En parallèle à l’exposition au musée du Quai Branly, l’ethnomusicologue Renaud Brizard a concocté une playlist qui fait le tour du zombi en musique (disponible sur Spotify et Deezer). On y trouve des morceaux haïtiens, évidemment, mais aussi ceci:

Zombie, de Fela Kuti 

Dans le morceau qui donne son titre à l’album sorti en 1976, le père de l’afrobeat compare ouvertement les militaires de l’armée nigériane à des morts-vivants. La junte se vengera de cet affront en assaillant la propriété de Fela Kuti. Lui-même et ses musiciens sont passés à tabac, certaines choristes sont violées et la mère de Fela, Funmilayo Ransome-Kuti, 78 ans, femme politique et militante des droits des femmes, est défenestrée. Elle meurt des suites de ses blessures.

Zombie, The Cranberries

Dolores O’Riordan écrit ce morceau à la mémoire de Jonathan Ball et Tim Parry, deux garçons morts dans le double attentat à la bombe commis par l’IRA, l’Armée Républicaine Irlandaise, le 20 mars 1993 à Werrington, en Angleterre.

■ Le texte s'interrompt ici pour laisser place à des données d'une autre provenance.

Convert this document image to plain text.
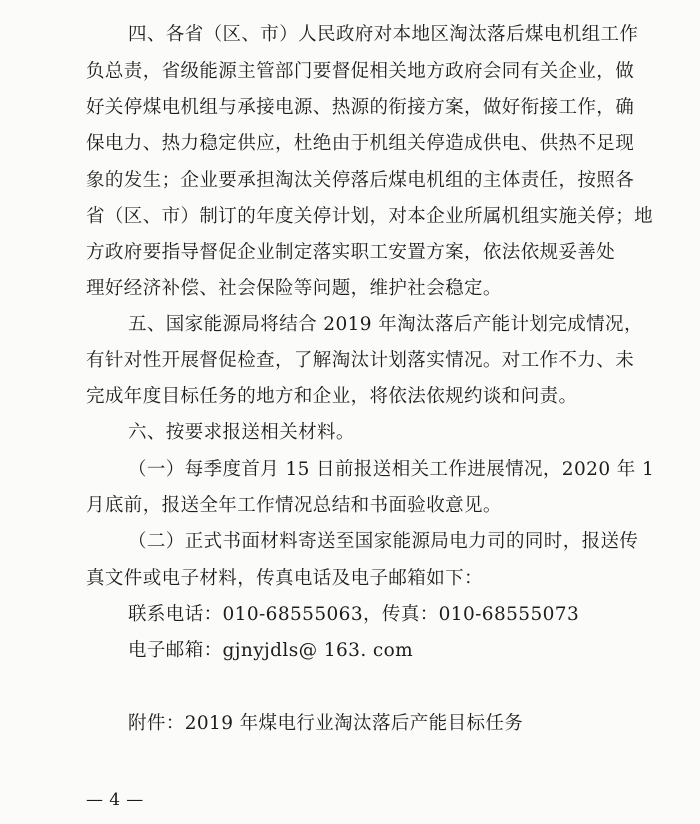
四、各省（区、市）人民政府对本地区淘汰落后煤电机组工作
负总责，省级能源主管部门要督促相关地方政府会同有关企业，做
好关停煤电机组与承接电源、热源的衔接方案，做好衔接工作，确
保电力、热力稳定供应，杜绝由于机组关停造成供电、供热不足现
象的发生；企业要承担淘汰关停落后煤电机组的主体责任，按照各
省（区、市）制订的年度关停计划，对本企业所属机组实施关停；地
方政府要指导督促企业制定落实职工安置方案，依法依规妥善处
理好经济补偿、社会保险等问题，维护社会稳定。
五、国家能源局将结合 2019 年淘汰落后产能计划完成情况，
有针对性开展督促检查，了解淘汰计划落实情况。对工作不力、未
完成年度目标任务的地方和企业，将依法依规约谈和问责。
六、按要求报送相关材料。
（一）每季度首月 15 日前报送相关工作进展情况，2020 年 1
月底前，报送全年工作情况总结和书面验收意见。
（二）正式书面材料寄送至国家能源局电力司的同时，报送传
真文件或电子材料，传真电话及电子邮箱如下：
联系电话：010-68555063，传真：010-68555073
电子邮箱：gjnyjdls@ 163. com
附件：2019 年煤电行业淘汰落后产能目标任务
— 4 —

Le clip, sorti en 1994, intègre de vraies images des Troubles qui ont secoué l’Irlande du Nord et des fresques murales évoquant ce conflit. Il sera interdit par la BBC.

 Zombie, La Fève

Très présents dans le metal, d’Iron Maiden à White Zombie, les morts-vivants sont aussi convoqués régulièrement dans le rap, anglophone et francophone, notamment comme métaphore de la jeunesse délaissée des ghettos ou des cités. On trouve des zombies entre autres chez Travis Scott, Childish Gambino, Hamza, ou encore La Fève, sur un morceau de la mixtape ERRR, sortie en 2021.